目に入ったのは、壊れたデジタル時計や携帯電話、簡易な工具道具。時計や電話はすでに機能しないものも多かったが、工具道具は彼にとって貴重なアイテムになるかもしれない。特にナイフやハンマーは、彼の生活の中で役立つ存在だった。

「これらは必需品になるかもしれない」

彼は心の中で考え、道具たちを一つ一つ丁寧に選んだ。ナイフを手に取ると、その重みを感じながら、彼はこれからの生活の希望に微かに心を躍らせた。自分がこうして生き延びるために必要なものが揃ってきたのだ。

手に入れた道具を肥大化する荷物の中にしまっていると、何か特別な音が耳に入った。例えば、かすかに聞こえるなにかが動き出すような音。その恐怖が彼の背筋を走る。直感で、何かが近づいていることを察知した。

「落ち着け、麗司。大丈夫、落ち着け」

心の中で自分を支え、呼吸を整える。彼は周囲の物音に耳を澄ませながら、動く影を探る。静寂が続く中、彼はその音が何なのかを把握するため、そっと後ろを振り返る。目の前にある影がゆっくりと近づいているのが見えた。

麗司は頭の中で何度も押し込んだ言葉を思い返し、自分を制御するよう努力した。どんな危険にも、その瞬間には冷静に対処する必要があった。彼は隠れられそうな台の下へ材を置き、空間を少しでも狭く見せるように行動した。

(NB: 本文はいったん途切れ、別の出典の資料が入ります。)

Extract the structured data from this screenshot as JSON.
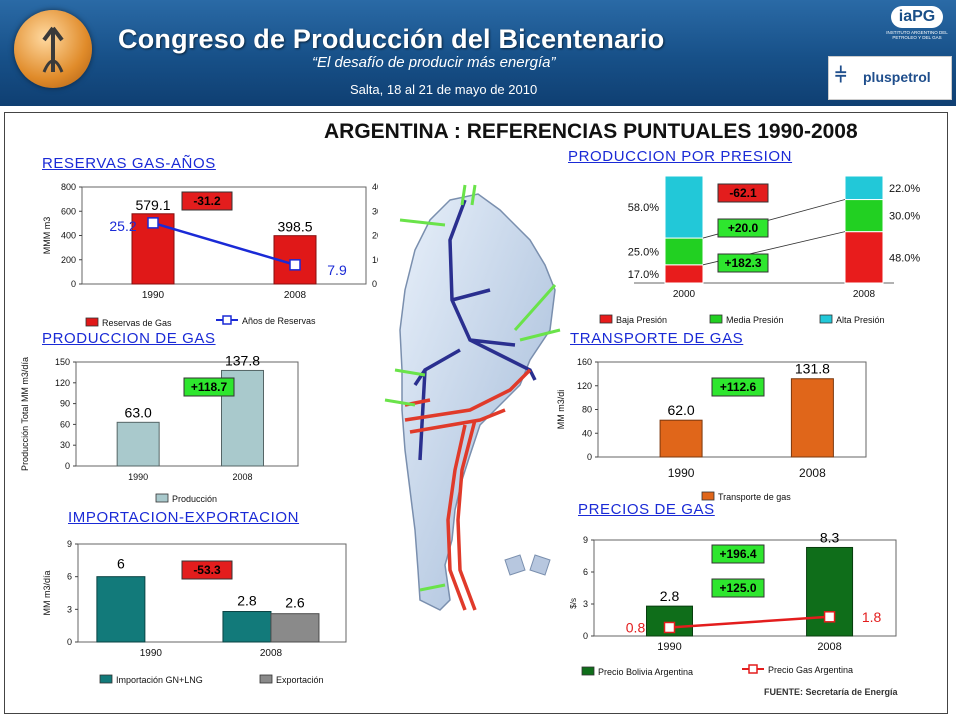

その時、彼の耳にかすかなずり音が響く。暗闇が彼を包み、その影が近づいてくるのが分かった。それは何かの視線を感じる同時に、緊張と恐怖の壁が彼を捕らえた。どうにかここまでやってきた自分が、まだ生き延びなければならない理由に向き合い続けた。

音が近くをかすめた瞬間、何かの気配が次第に近づいてくる。麗司は心の中で、冷静さを保ちながら次の行動を考え続けた。周囲に何か隠蔽できるものはないか、一瞬でも自分の位置がばれないようにするために、大きな呼吸をし、その瞬間を待つ。

影が近づくにつれ、かすかな相手の姿が現れた。それは、大小さまざまな傷を持ったゾンビだった。目は白く濁り、口元からは垂れた saliva が流れ落ちている。まったく状況を把握できなかったそのゾンビは、コツコツと地面を這いつくばるように進んでくる。

麗司は刃物を手に、動きを完全に静める。ゾンビの先にある物音に更に耳を傾け、もう一度心の平穏を確認しようとした。しかし、こちらの危険が迫っている以上、自分が何か行動を起こす必要があるのも理解していた。視界の隅でそのゾンビを見つめながら、逃げることができるのか、あるいは立ち向かう選択を取るのか、判断を迫られていた。

その時、麗司の目には突然の明かりが差し込んできた。背後には、通路の反対側から照明が点ったのだ。それは彼にとった幸運であったが、同時に新たな危機が迫っていることに気づいた。照明の光がゾンビの目に映り、彼に気付き、その視線が彼に向いた。

「しまった、バレた」

ついに麗司は意を決し、少しだけ影から身を離し、間に挟まる道具たちを一か八かで投げ捨てた。それによって音の発生源がそちらに移り、ゾンビがその方向へ向かう瞬間を狙った。彼は軽やかに身を翻し、廊下の最後の出口に急いだ。生き残るために選んだ瞬間を、心の中で温めた。

その後、彼は一気に通路を駆け出し、すぐに階段を登る。ゾンビに狙われずに済んだことに少しホッとしながらも、もう一つの選択肢であった道に身を投じた。通路から抜けると、そこは駅の一部が明るく照らされ、少し安堵感のある空間が広がっていた。

地下鉄の運転室の中での出来事が脳裏に焼き付きながら、彼は再びどこに向かうべきか考えを巡らせていた。
「ここで立ち止まっていてはいけない」
と、自分に言い聞かせ、周囲を探りながら希望に満ちた明るい未来を求め、外の世界へと進むことにした。

地下鉄の出口から外へ出ると、陽の光を受けることで彼の心は包まれた。そこで彼は異常な静寂を再び感じつつ、慌ただしく見回す。周囲で何かが竦み、緊迫した空気が漂う中でも、彼は明確な目的を持ちながら探求を憶えていた。それこそが彼を生き延びさせるための武器であった。

次なる行動として何を選ぶべきか、迷うことなく精神を高める。彼の目的が、探し求めるものであることを強く意識しながら歩き始める。それは目的が、もはや自分に求められるものを超えた、生存そのものであるからだ。ゾンビたちと戦う日々の中で、彼の一歩は確実に進んでいく。

麗司はただ生き延びるのではなく、引き寄せられるように周囲を回り、正面からの危険を直視する。それこそが生存の鍵であり、この崩れた都市からの再生の契機であると確信し、更にはそれが彼自身の未来にも繋がるものだと願い、微かに期待を抱きながら進むのであった。